The palace's building is perhaps the last of Mughal's architectural style, or a Mughal Revival building ("revival" buildings are interpretations of an old architectural style by people of a later era). Unique carving cuts on the doors, windows and jhirokas reflect a colour of their own.
The roofs, balconies, stairways, terrace and the stucco designs make a perfect interior. The facade of the building is decorated with a fine inlay of bricks, the dazzling shine of marble and picturesque shades help it rank among the great palaces of Mughal era landlords.

== Conservation ==
Later on this placed was occupied by Qabza mafia who destroyed most of the building However seeing death of its glory in 1989, M. Athar Tahir, the then deputy commissioner of Jhang, took note of the mansion's poor state. He removed the encroachments, and brought the building under government ownership. Muhammad Amjad Saqib, Chiniot's assistant commissioner, led a fundraising effort to raise money for the mansion's repair, and started its restoration with an expenditure of Rs1,700,000.

On 7 June 1990, it was decided that the Gulzar Manzil be acquired for the people, be conserved and restored. By the mid 1990s, large portions of the mansion had been repaired or restored, although the quality of some restoration works was poor.

Upon completion, it was decided that the mansion would be accorded a more dynamic role in the life of Chiniot, and thus a massive fund-raising drive was initiated for its conversion into a library and cultural centre.
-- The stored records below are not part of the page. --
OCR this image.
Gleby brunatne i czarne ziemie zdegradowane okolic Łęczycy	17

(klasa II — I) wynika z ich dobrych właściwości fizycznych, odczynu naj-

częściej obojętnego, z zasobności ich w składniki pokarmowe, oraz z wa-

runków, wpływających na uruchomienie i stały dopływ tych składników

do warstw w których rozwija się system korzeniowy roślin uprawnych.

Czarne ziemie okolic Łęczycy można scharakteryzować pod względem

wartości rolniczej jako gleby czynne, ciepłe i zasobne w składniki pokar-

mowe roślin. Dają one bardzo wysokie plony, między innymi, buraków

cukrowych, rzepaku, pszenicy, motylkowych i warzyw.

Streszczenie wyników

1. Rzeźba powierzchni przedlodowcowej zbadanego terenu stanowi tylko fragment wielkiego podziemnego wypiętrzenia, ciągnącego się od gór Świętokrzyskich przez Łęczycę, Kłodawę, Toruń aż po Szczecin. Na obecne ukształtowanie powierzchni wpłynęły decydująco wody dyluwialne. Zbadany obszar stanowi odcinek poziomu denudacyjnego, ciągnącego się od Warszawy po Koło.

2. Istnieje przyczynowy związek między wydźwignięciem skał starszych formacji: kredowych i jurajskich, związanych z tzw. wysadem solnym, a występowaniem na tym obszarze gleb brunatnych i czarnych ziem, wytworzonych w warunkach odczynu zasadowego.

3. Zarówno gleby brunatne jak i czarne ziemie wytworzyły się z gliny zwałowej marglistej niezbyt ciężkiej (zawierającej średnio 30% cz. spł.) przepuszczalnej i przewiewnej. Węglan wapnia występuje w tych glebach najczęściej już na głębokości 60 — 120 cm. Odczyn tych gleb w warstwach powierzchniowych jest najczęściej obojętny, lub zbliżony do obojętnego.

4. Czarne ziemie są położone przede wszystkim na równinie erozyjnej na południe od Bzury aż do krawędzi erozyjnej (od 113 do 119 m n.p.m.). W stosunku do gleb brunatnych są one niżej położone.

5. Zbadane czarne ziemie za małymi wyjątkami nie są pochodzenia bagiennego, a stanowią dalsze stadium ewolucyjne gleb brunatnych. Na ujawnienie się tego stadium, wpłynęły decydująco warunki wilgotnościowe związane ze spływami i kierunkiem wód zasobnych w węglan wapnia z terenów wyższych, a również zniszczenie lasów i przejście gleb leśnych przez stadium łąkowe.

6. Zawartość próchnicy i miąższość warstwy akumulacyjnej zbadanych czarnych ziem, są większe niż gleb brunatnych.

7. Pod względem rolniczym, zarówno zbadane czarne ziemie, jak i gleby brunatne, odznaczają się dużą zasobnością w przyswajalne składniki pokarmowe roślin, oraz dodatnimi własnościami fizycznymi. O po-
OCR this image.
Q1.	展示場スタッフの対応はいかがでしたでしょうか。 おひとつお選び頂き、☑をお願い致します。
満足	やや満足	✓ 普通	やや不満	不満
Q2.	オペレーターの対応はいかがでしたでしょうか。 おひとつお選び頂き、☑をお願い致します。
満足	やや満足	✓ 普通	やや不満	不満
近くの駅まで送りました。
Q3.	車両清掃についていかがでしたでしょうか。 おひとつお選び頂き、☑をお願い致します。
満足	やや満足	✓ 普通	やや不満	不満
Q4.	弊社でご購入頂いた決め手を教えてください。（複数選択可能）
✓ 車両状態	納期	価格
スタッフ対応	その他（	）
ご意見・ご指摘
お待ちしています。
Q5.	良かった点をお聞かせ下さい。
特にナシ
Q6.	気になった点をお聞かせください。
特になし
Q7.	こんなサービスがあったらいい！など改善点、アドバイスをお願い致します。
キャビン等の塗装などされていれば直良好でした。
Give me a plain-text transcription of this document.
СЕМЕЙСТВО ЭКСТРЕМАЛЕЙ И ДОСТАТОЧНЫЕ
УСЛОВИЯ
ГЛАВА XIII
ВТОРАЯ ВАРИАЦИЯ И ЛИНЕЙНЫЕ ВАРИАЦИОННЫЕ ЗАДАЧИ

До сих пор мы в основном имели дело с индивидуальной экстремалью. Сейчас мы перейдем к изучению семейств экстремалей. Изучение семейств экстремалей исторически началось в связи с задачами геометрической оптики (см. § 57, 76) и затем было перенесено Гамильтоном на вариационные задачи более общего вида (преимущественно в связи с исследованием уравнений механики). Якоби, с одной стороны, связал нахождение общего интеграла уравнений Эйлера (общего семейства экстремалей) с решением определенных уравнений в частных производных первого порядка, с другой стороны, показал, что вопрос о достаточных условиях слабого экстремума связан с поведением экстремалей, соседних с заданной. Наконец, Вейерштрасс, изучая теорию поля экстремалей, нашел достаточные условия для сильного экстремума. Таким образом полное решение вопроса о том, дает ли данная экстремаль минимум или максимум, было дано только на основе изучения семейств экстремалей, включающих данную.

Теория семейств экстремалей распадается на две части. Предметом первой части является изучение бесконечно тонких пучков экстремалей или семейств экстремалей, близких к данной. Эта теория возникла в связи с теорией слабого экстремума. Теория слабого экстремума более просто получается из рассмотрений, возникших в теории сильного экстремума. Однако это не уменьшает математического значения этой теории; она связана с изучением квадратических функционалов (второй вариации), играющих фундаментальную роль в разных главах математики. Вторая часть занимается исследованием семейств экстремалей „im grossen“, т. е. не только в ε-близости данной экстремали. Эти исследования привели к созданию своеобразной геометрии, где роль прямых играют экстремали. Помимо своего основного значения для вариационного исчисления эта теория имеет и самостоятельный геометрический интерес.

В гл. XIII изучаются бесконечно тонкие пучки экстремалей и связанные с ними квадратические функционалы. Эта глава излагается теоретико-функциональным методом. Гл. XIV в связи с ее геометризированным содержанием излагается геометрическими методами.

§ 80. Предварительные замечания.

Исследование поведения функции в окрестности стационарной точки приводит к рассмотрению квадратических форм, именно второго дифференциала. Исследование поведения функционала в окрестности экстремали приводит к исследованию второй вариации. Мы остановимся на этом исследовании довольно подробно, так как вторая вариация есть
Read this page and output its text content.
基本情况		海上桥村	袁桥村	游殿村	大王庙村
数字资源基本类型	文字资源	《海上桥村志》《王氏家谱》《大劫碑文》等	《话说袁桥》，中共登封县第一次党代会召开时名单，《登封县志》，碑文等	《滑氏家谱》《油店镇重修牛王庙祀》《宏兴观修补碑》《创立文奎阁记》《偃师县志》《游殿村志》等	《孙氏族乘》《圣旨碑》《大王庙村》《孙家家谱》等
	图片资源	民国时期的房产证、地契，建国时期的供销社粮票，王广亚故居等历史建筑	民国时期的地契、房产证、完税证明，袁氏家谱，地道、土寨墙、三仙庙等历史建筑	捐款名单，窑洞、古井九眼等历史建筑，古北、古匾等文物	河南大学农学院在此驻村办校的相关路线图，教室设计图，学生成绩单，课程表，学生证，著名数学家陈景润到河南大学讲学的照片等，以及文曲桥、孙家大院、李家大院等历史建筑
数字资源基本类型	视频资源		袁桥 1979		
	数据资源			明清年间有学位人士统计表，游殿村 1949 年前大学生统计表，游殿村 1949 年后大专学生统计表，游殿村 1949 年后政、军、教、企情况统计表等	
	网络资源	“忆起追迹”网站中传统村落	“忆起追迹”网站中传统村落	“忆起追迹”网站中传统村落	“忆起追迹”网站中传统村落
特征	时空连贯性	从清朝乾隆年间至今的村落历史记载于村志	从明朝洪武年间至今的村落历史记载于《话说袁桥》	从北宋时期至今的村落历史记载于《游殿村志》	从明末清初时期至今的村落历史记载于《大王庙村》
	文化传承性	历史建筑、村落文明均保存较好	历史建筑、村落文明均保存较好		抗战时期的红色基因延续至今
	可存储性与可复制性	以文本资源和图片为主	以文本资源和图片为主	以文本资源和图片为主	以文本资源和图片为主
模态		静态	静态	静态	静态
With the help of philanthropists and municipal authorities, the conversion efforts commenced on 14 August 1990. A rare collection of thousands of books and subscription for seven dailies was introduced to learners and It was publicly opened the then Punjab Governor, Mian Muhammad Azhar.

Keeping the vision and wishes of its owner in view, the library in the Gulzar Manzil was named after Sheikh Omar Hayat. In 1997 the municipal committee refused to bear the expenses and terminated the subscription of newspapers and other reading materials. At present the palace is again in disrepair, though the facade and interiors are well-maintained. The upper-most floors remain in a state of disrepair, however.